I’m beginning to question an assumption I’ve never really articulated, but always held. I’ve long assumed that if you followed the news, the stories behind the headlines would become plain. By reading your newspaper over time, you’d develop a high-level understanding of the issues. You’d have an idea of the characters involved, the dilemmas at hand, the consensus facts, etc. You’ll be armed with the information you need to make decisions on how to advance your society.

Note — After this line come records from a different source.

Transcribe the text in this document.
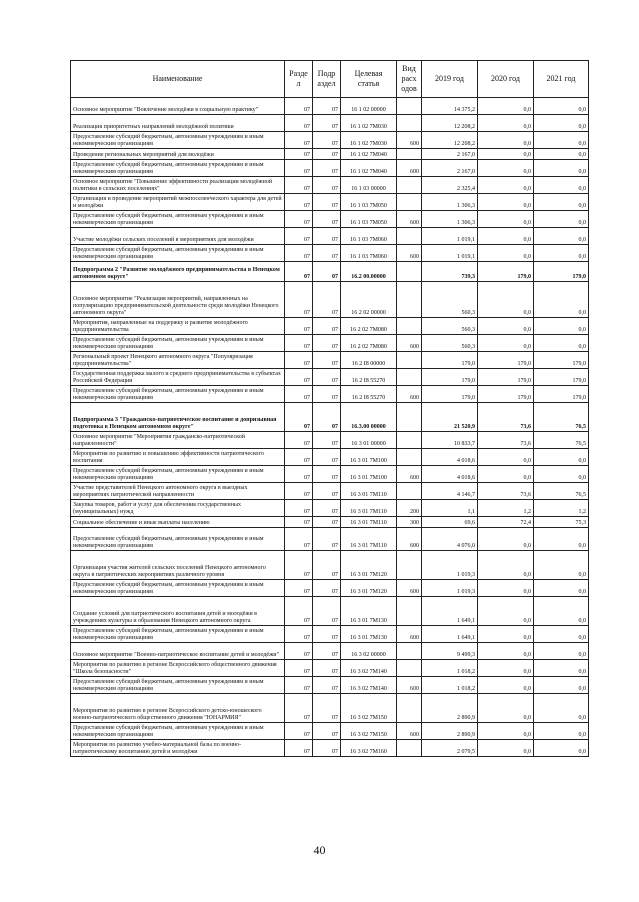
Наименование	Разде л	Подр аздел	Целевая статья	Вид расх одов	2019 год	2020 год	2021 год
Основное мероприятие "Вовлечение молодёжи в социальную практику"	07	07	16 1 02 00000		14 375,2	0,0	0,0
Реализация приоритетных направлений молодёжной политики	07	07	16 1 02 7М030		12 208,2	0,0	0,0
Предоставление субсидий бюджетным, автономным учреждениям и иным некоммерческим организациям	07	07	16 1 02 7М030	600	12 208,2	0,0	0,0
Проведение региональных мероприятий для молодёжи	07	07	16 1 02 7М040		2 167,0	0,0	0,0
Предоставление субсидий бюджетным, автономным учреждениям и иным некоммерческим организациям	07	07	16 1 02 7М040	600	2 167,0	0,0	0,0
Основное мероприятие "Повышение эффективности реализации молодёжной политики в сельских поселениях"	07	07	16 1 03 00000		2 325,4	0,0	0,0
Организация и проведение мероприятий межпоселенческого характера для детей и молодёжи	07	07	16 1 03 7М050		1 306,3	0,0	0,0
Предоставление субсидий бюджетным, автономным учреждениям и иным некоммерческим организациям	07	07	16 1 03 7М050	600	1 306,3	0,0	0,0
Участие молодёжи сельских поселений в мероприятиях для молодёжи	07	07	16 1 03 7М060		1 019,1	0,0	0,0
Предоставление субсидий бюджетным, автономным учреждениям и иным некоммерческим организациям	07	07	16 1 03 7М060	600	1 019,1	0,0	0,0
Подпрограмма 2 "Развитие молодёжного предпринимательства в Ненецком автономном округе"	07	07	16.2 00.00000		739,3	179,0	179,0
Основное мероприятие "Реализация мероприятий, направленных на популяризацию предпринимательской деятельности среди молодёжи Ненецкого автономного округа"	07	07	16 2 02 00000		560,3	0,0	0,0
Мероприятия, направленные на поддержку и развитие молодёжного предпринимательства	07	07	16 2 02 7М080		560,3	0,0	0,0
Предоставление субсидий бюджетным, автономным учреждениям и иным некоммерческим организациям	07	07	16 2 02 7М080	600	560,3	0,0	0,0
Региональный проект Ненецкого автономного округа "Популяризация предпринимательства"	07	07	16 2 I8 00000		179,0	179,0	179,0
Государственная поддержка малого и среднего предпринимательства в субъектах Российской Федерации	07	07	16 2 I8 55270		179,0	179,0	179,0
Предоставление субсидий бюджетным, автономным учреждениям и иным некоммерческим организациям	07	07	16 2 I8 55270	600	179,0	179,0	179,0
Подпрограмма 3 "Гражданско-патриотическое воспитание и допризывная подготовка в Ненецком автономном округе"	07	07	16.3.00 00000		21 520,9	73,6	76,5
Основное мероприятие "Мероприятия гражданско-патриотической направленности"	07	07	16 3 01 00000		10 833,7	73,6	76,5
Мероприятия по развитию и повышению эффективности патриотического воспитания	07	07	16 3 01 7М100		4 018,6	0,0	0,0
Предоставление субсидий бюджетным, автономным учреждениям и иным некоммерческим организациям	07	07	16 3 01 7М100	600	4 018,6	0,0	0,0
Участие представителей Ненецкого автономного округа в выездных мероприятиях патриотической направленности	07	07	16 3 01 7М110		4 146,7	73,6	76,5
Закупка товаров, работ и услуг для обеспечения государственных (муниципальных) нужд	07	07	16 3 01 7М110	200	1,1	1,2	1,2
Социальное обеспечение и иные выплаты населению	07	07	16 3 01 7М110	300	69,6	72,4	75,3
Предоставление субсидий бюджетным, автономным учреждениям и иным некоммерческим организациям	07	07	16 3 01 7М110	600	4 076,0	0,0	0,0
Организация участия жителей сельских поселений Ненецкого автономного округа в патриотических мероприятиях различного уровня	07	07	16 3 01 7М120		1 019,3	0,0	0,0
Предоставление субсидий бюджетным, автономным учреждениям и иным некоммерческим организациям	07	07	16 3 01 7М120	600	1 019,3	0,0	0,0
Создание условий для патриотического воспитания детей и молодёжи в учреждениях культуры и образования Ненецкого автономного округа	07	07	16 3 01 7М130		1 649,1	0,0	0,0
Предоставление субсидий бюджетным, автономным учреждениям и иным некоммерческим организациям	07	07	16 3 01 7М130	600	1 649,1	0,0	0,0
Основное мероприятие "Военно-патриотическое воспитание детей и молодёжи"	07	07	16 3 02 00000		9 499,3	0,0	0,0
Мероприятия по развитию в регионе Всероссийского общественного движения "Школа безопасности"	07	07	16 3 02 7М140		1 018,2	0,0	0,0
Предоставление субсидий бюджетным, автономным учреждениям и иным некоммерческим организациям	07	07	16 3 02 7М140	600	1 018,2	0,0	0,0
Мероприятия по развитию в регионе Всероссийского детско-юношеского военно-патриотического общественного движения "ЮНАРМИЯ"	07	07	16 3 02 7М150		2 890,9	0,0	0,0
Предоставление субсидий бюджетным, автономным учреждениям и иным некоммерческим организациям	07	07	16 3 02 7М150	600	2 890,9	0,0	0,0
Мероприятия по развитию учебно-материальной базы по военно-патриотическому воспитанию детей и молодёжи	07	07	16 3 02 7М160		2 079,5	0,0	0,0
40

Read it through. Yes, reading the NYTimes helped him feel he understood national and international issues, but what he says has a great deal of truth to it, that reading local journalism, even okay local journalism, sometimes by its very nature leaves one feeling -- uninformed. In part he suggests this has to do with the way we tell news stories, and I have to agree. I've watched my own teenagers struggle to make sense of issues by reading my own local or my metro daily papers. We (the royal journalistic we) tell stories in such a way that suggests people already understand the background, which sometimes finds its way at the end of the story, not the beginning where some people need it. And "balance" often results in no real answer to the problem.
Ask people why they like The Daily Show and one thing that often comes up is, it tells the truth. By challenging assumptions, by pointed (and funny) questions, Jon Stewart often gets at truths that the nature of traditional journalism often does not allow.
And this guy is Matt Thompson, a serious news guy tied to Poynter and a major journalism program. His site, Newsless, is worth the read. Take the time to visit. He has an interesting response today to criticism that what he's describing is just bad journalism, not journalism. As he says near the end of today's piece:
What I’m saying is that I think those standards — the benchmarks of success systemic to journalism — are misguided.